Skin and mucosal toxic effects of the soluble form of doxorubicin include generalized alopecia and mucositis of varying severity.9 Hand-foot syndrome has been reported with doxorubicin, especially when administered as a protracted continuous infusion.10 Other adverse effects include extravasation injuries and recall phenomena, ie, the exacerbation of past physical injuries in the absence of the provoking agent, such as sunburn or radiodermatitis.11
Doxil is associated with a wider range of toxic effects to the skin, some shared by the nonencapsulated drug and some unique to the encapsulated form. The most common effect is the HF syndrome, which is more pronounced, frequent, and disabling with short dose intervals (<4 weeks).12 Cumulative damage seems to occur with repeated courses, and the time to resolution is prolonged, enforcing treatment delays and reduced dose intensity. In extreme cases, patients became crippled by diffuse epidermolysis of the soles. We observed some degree of HF syndrome in as many as one third of patients, a ratio much above that reported for soluble doxorubicin. Because of the variations in dose and schedule in our patient population, this study cannot give an accurate estimate of the incidence of HF syndrome for a particular Doxil regimen. However, at comparable dose intensities, these results are consistent with the incidence reported by Ranson et al13 and Muggia et al.3 With other liposome formulations of shorter circulation time, no HF syndrome has been reported.14
We coined the term intertrigolike dermatitis to discriminate skin lesions that may have resulted from the same mechanism of HF syndrome but definitely constitute a separate morphologic entity. Other authors have observed similar reactions.13
The diffuse follicular rash and the intertrigolike eruptions are not mentioned among common skin eruptions due to doxorubicin or any other chemotherapeutic agents.15 Although the follicular rash is mostly asymptomatic, the intertrigolike toxic effect to the skin is most disturbing.

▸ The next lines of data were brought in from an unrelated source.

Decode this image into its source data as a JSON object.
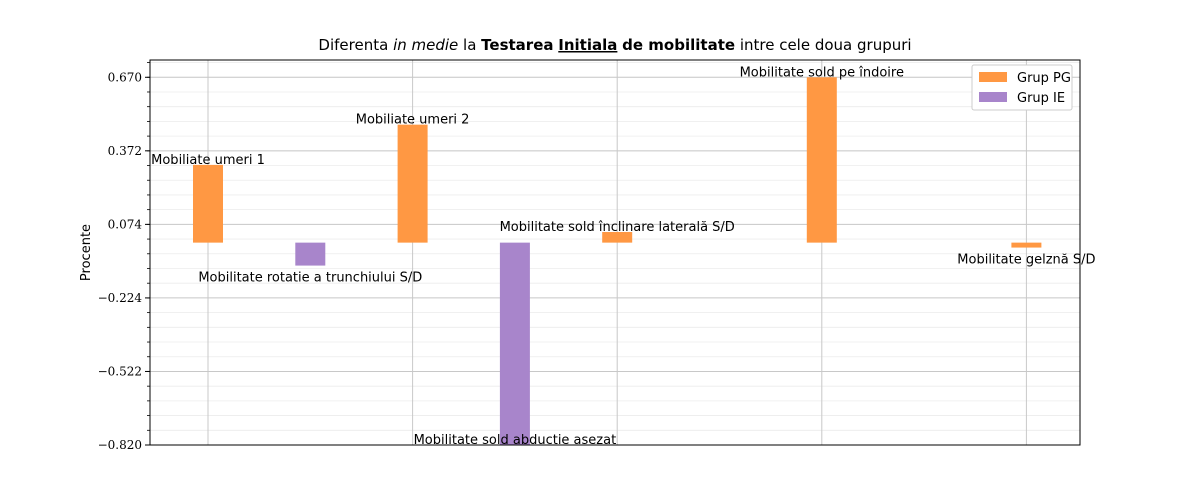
{
  "chart_data": {
    "type": "bar",
    "title_parts": [
      {
        "text": "Diferenta ",
        "style": "normal"
      },
      {
        "text": "in medie",
        "style": "italic"
      },
      {
        "text": " la ",
        "style": "normal"
      },
      {
        "text": "Testarea",
        "style": "bold"
      },
      {
        "text": " ",
        "style": "normal"
      },
      {
        "text": "Initiala",
        "style": "bold-underline"
      },
      {
        "text": " ",
        "style": "normal"
      },
      {
        "text": "de mobilitate",
        "style": "bold"
      },
      {
        "text": " intre cele doua grupuri",
        "style": "normal"
      }
    ],
    "ylabel": "Procente",
    "ylim": [
      -0.82,
      0.74
    ],
    "yticks": [
      0.67,
      0.372,
      0.074,
      -0.224,
      -0.522,
      -0.82
    ],
    "ytick_labels": [
      "0.670",
      "0.372",
      "0.074",
      "−0.224",
      "−0.522",
      "−0.820"
    ],
    "grid": true,
    "legend_position": "top-right",
    "series": [
      {
        "name": "Grup PG",
        "color": "#ff9843"
      },
      {
        "name": "Grup IE",
        "color": "#a885cb"
      }
    ],
    "bars": [
      {
        "x": 0,
        "series": 0,
        "value": 0.315,
        "label": "Mobiliate umeri 1"
      },
      {
        "x": 1,
        "series": 1,
        "value": -0.093,
        "label": "Mobilitate rotatie a trunchiului S/D"
      },
      {
        "x": 2,
        "series": 0,
        "value": 0.478,
        "label": "Mobiliate umeri 2"
      },
      {
        "x": 3,
        "series": 1,
        "value": -0.82,
        "label": "Mobilitate sold abductie asezat"
      },
      {
        "x": 4,
        "series": 0,
        "value": 0.043,
        "label": "Mobilitate sold înclinare laterală S/D"
      },
      {
        "x": 6,
        "series": 0,
        "value": 0.67,
        "label": "Mobilitate sold pe îndoire"
      },
      {
        "x": 8,
        "series": 0,
        "value": -0.02,
        "label": "Mobilitate gelznă S/D"
      }
    ],
    "xgrid_positions": [
      0,
      2,
      4,
      6,
      8
    ]
  }
}
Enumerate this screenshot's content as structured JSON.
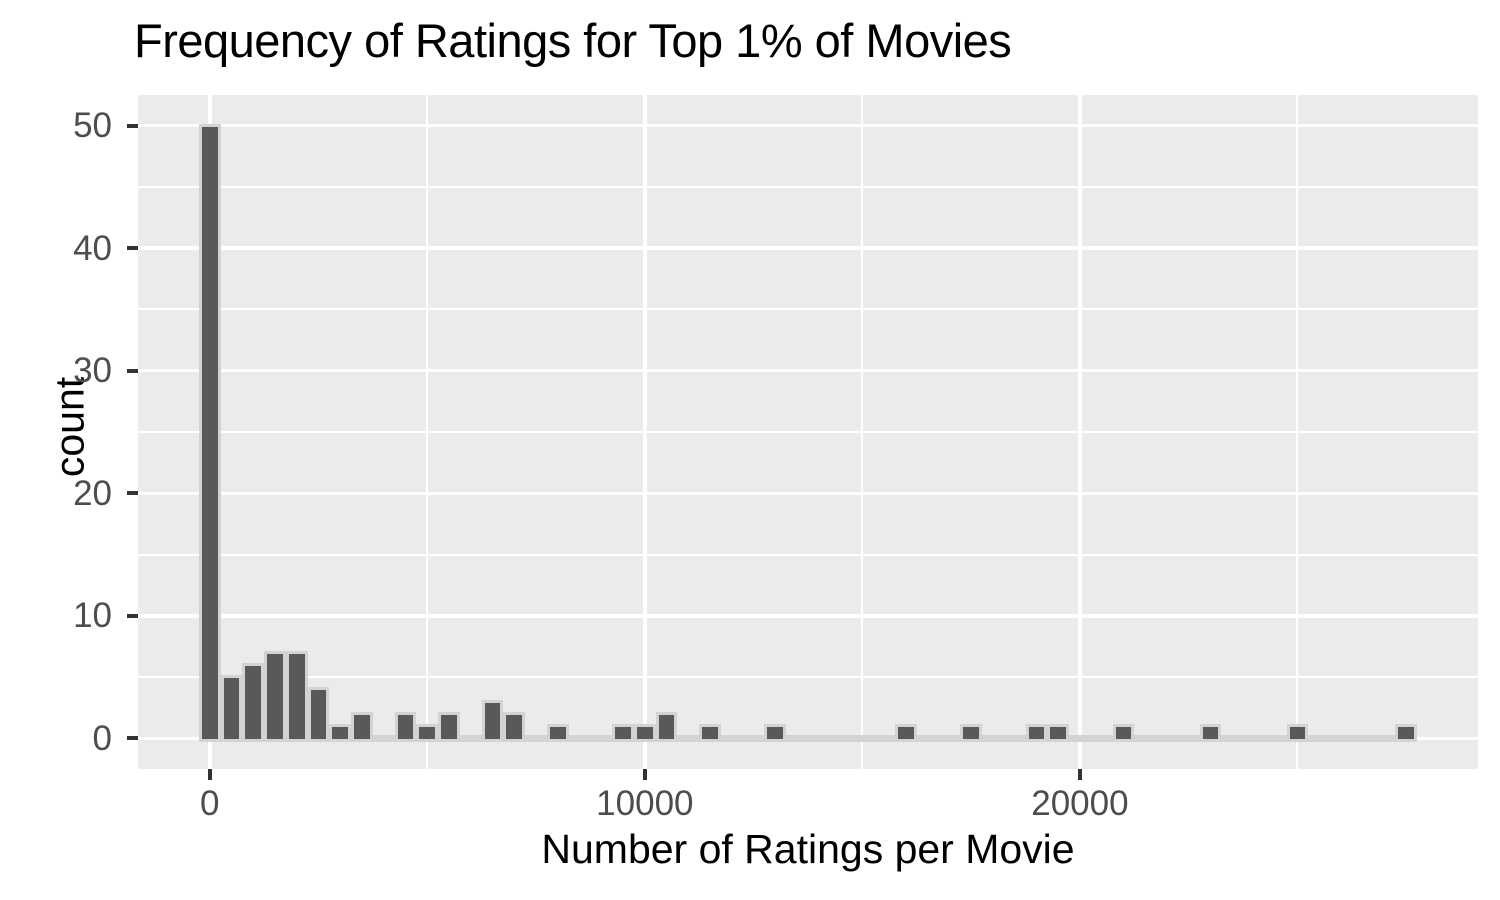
{
  "chart_data": {
    "type": "bar",
    "subtype": "histogram",
    "title": "Frequency of Ratings for Top 1% of Movies",
    "xlabel": "Number of Ratings per Movie",
    "ylabel": "count",
    "bin_width": 500,
    "bins": [
      {
        "center": 0,
        "count": 50
      },
      {
        "center": 500,
        "count": 5
      },
      {
        "center": 1000,
        "count": 6
      },
      {
        "center": 1500,
        "count": 7
      },
      {
        "center": 2000,
        "count": 7
      },
      {
        "center": 2500,
        "count": 4
      },
      {
        "center": 3000,
        "count": 1
      },
      {
        "center": 3500,
        "count": 2
      },
      {
        "center": 4500,
        "count": 2
      },
      {
        "center": 5000,
        "count": 1
      },
      {
        "center": 5500,
        "count": 2
      },
      {
        "center": 6500,
        "count": 3
      },
      {
        "center": 7000,
        "count": 2
      },
      {
        "center": 8000,
        "count": 1
      },
      {
        "center": 9500,
        "count": 1
      },
      {
        "center": 10000,
        "count": 1
      },
      {
        "center": 10500,
        "count": 2
      },
      {
        "center": 11500,
        "count": 1
      },
      {
        "center": 13000,
        "count": 1
      },
      {
        "center": 16000,
        "count": 1
      },
      {
        "center": 17500,
        "count": 1
      },
      {
        "center": 19000,
        "count": 1
      },
      {
        "center": 19500,
        "count": 1
      },
      {
        "center": 21000,
        "count": 1
      },
      {
        "center": 23000,
        "count": 1
      },
      {
        "center": 25000,
        "count": 1
      },
      {
        "center": 27500,
        "count": 1
      }
    ],
    "x_ticks": [
      {
        "value": 0,
        "label": "0"
      },
      {
        "value": 10000,
        "label": "10000"
      },
      {
        "value": 20000,
        "label": "20000"
      }
    ],
    "x_minor_ticks": [
      5000,
      15000,
      25000
    ],
    "y_ticks": [
      {
        "value": 0,
        "label": "0"
      },
      {
        "value": 10,
        "label": "10"
      },
      {
        "value": 20,
        "label": "20"
      },
      {
        "value": 30,
        "label": "30"
      },
      {
        "value": 40,
        "label": "40"
      },
      {
        "value": 50,
        "label": "50"
      }
    ],
    "y_minor_ticks": [
      5,
      15,
      25,
      35,
      45
    ],
    "xlim": [
      -1650,
      29150
    ],
    "ylim": [
      -2.5,
      52.5
    ],
    "grid": {
      "major": true,
      "minor": true
    },
    "legend": "none",
    "colors": {
      "bar_fill": "#595959",
      "bar_border": "#D3D3D3",
      "panel_bg": "#EBEBEB",
      "grid": "#FFFFFF",
      "tick": "#333333",
      "tick_label": "#4D4D4D",
      "text": "#000000",
      "background": "#FFFFFF"
    }
  }
}
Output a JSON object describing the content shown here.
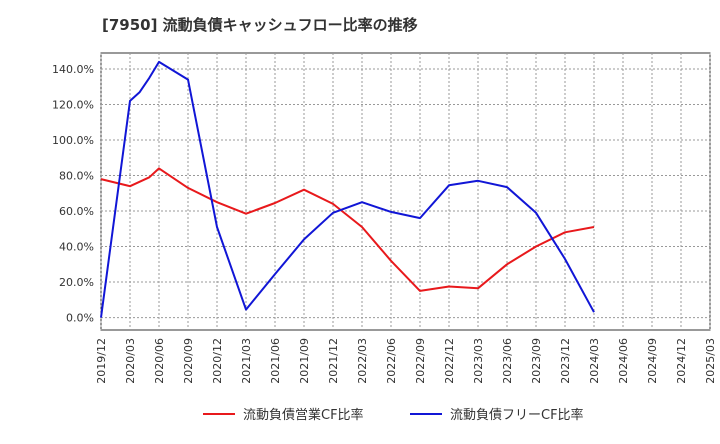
{
  "title": "[7950]  流動負債キャッシュフロー比率の推移",
  "chart_data": {
    "type": "line",
    "title": "[7950]  流動負債キャッシュフロー比率の推移",
    "x": [
      "2019/12",
      "2020/03",
      "2020/06",
      "2020/09",
      "2020/12",
      "2021/03",
      "2021/06",
      "2021/09",
      "2021/12",
      "2022/03",
      "2022/06",
      "2022/09",
      "2022/12",
      "2023/03",
      "2023/06",
      "2023/09",
      "2023/12",
      "2024/03",
      "2024/06",
      "2024/09",
      "2024/12",
      "2025/03"
    ],
    "y_ticks": [
      "0.0%",
      "20.0%",
      "40.0%",
      "60.0%",
      "80.0%",
      "100.0%",
      "120.0%",
      "140.0%"
    ],
    "ylim": [
      -7,
      149
    ],
    "grid": true,
    "legend_position": "bottom",
    "series": [
      {
        "name": "流動負債営業CF比率",
        "color": "#e8191c",
        "points": [
          {
            "x": "2019/12",
            "y": 78
          },
          {
            "x": "2020/03",
            "y": 74
          },
          {
            "x": "2020/05",
            "y": 79
          },
          {
            "x": "2020/06",
            "y": 84
          },
          {
            "x": "2020/09",
            "y": 73
          },
          {
            "x": "2020/12",
            "y": 65
          },
          {
            "x": "2021/03",
            "y": 58.5
          },
          {
            "x": "2021/06",
            "y": 64.5
          },
          {
            "x": "2021/09",
            "y": 72
          },
          {
            "x": "2021/12",
            "y": 64
          },
          {
            "x": "2022/03",
            "y": 51
          },
          {
            "x": "2022/06",
            "y": 32
          },
          {
            "x": "2022/09",
            "y": 15
          },
          {
            "x": "2022/12",
            "y": 17.5
          },
          {
            "x": "2023/03",
            "y": 16.5
          },
          {
            "x": "2023/06",
            "y": 30
          },
          {
            "x": "2023/09",
            "y": 40
          },
          {
            "x": "2023/12",
            "y": 48
          },
          {
            "x": "2024/03",
            "y": 51
          }
        ]
      },
      {
        "name": "流動負債フリーCF比率",
        "color": "#1116d6",
        "points": [
          {
            "x": "2019/12",
            "y": 0
          },
          {
            "x": "2020/03",
            "y": 122
          },
          {
            "x": "2020/04",
            "y": 127
          },
          {
            "x": "2020/05",
            "y": 135
          },
          {
            "x": "2020/06",
            "y": 144
          },
          {
            "x": "2020/09",
            "y": 134
          },
          {
            "x": "2020/12",
            "y": 51
          },
          {
            "x": "2021/03",
            "y": 4.5
          },
          {
            "x": "2021/06",
            "y": 24.5
          },
          {
            "x": "2021/09",
            "y": 44
          },
          {
            "x": "2021/12",
            "y": 59
          },
          {
            "x": "2022/03",
            "y": 65
          },
          {
            "x": "2022/06",
            "y": 59.5
          },
          {
            "x": "2022/09",
            "y": 56
          },
          {
            "x": "2022/12",
            "y": 74.5
          },
          {
            "x": "2023/03",
            "y": 77
          },
          {
            "x": "2023/06",
            "y": 73.5
          },
          {
            "x": "2023/09",
            "y": 59
          },
          {
            "x": "2023/12",
            "y": 33
          },
          {
            "x": "2024/03",
            "y": 3
          }
        ]
      }
    ]
  }
}
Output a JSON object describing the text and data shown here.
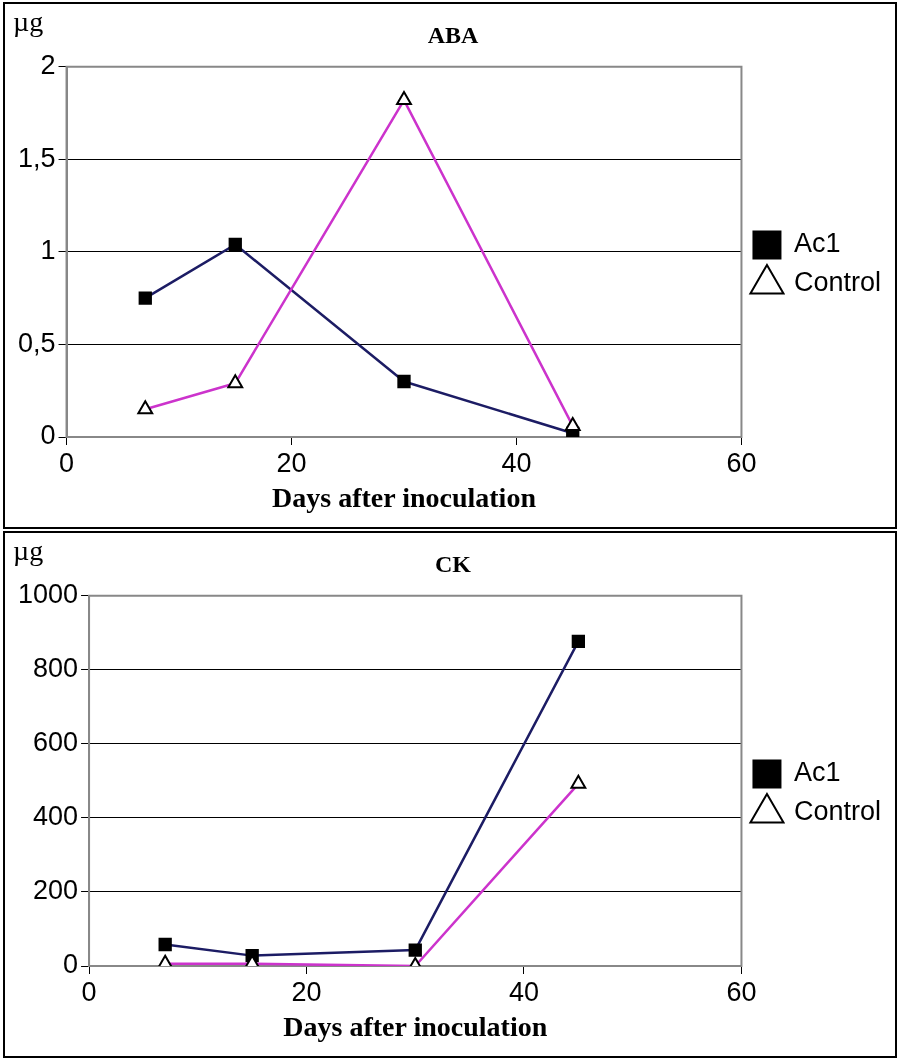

Accelerated formation of nevi was reported in children who had received chemotherapy for hematologic malignant neoplasms.16 We suggest that some melanotic macules observed herein, which now represent melanocytic hyperplasia, may develop into melanocytic nevi.
Interestingly, alopecia, which is the rule for patients receiving doxorubicin, was not observed in our patients. Likewise, Doxil did not cause extravasation injuries. In fact, liposome encapsulation protects patients from the vesicant action of doxorubicin.17
The rapid turnover rate of keratinocytes makes these cells most susceptible to cytotoxic damage induced by chemotherapy.18 The pattern of damage is dictated not only by the inflicting drug but also by the method of administration. Compared with doxorubicin, Doxil has an extremely long circulation time, and it preferably localizes in the skin and deposits a substantial fraction of the administered drug there.19 Inflamed skin is especially susceptible to liposome localization, as was demonstrated in a murine model of psoriatic lesions.20 The palms, soles, and areas of repeated friction or trauma apparently achieve increased concentrations of Doxil as a result of the rich capillary network at their thickened papillary dermis and increased blood flow. The increased concentrations of the drug damage the skin, as does the protracted in situ slow-release effect. Another analogous example is fluorouracil. Its rapid intravenous infusion is associated mainly with mucositis and conjunctivitis, whereas continuous intravenous infusions are associated with significant HF syndrome.21
Treatment of HF syndrome is mainly palliative and consists of wet dressings and emollient creams. Medium- and high-potency topical corticosteroids have proven to be of little value.
The profile of toxic effects of Doxil to the skin reflects its unique pharmacokinetics and tissue distribution. Although the soluble and the liposomal formulations contain doxorubicin as their active component, their toxicities are those of 2 different drugs.
Accepted for publication July 23, 2000.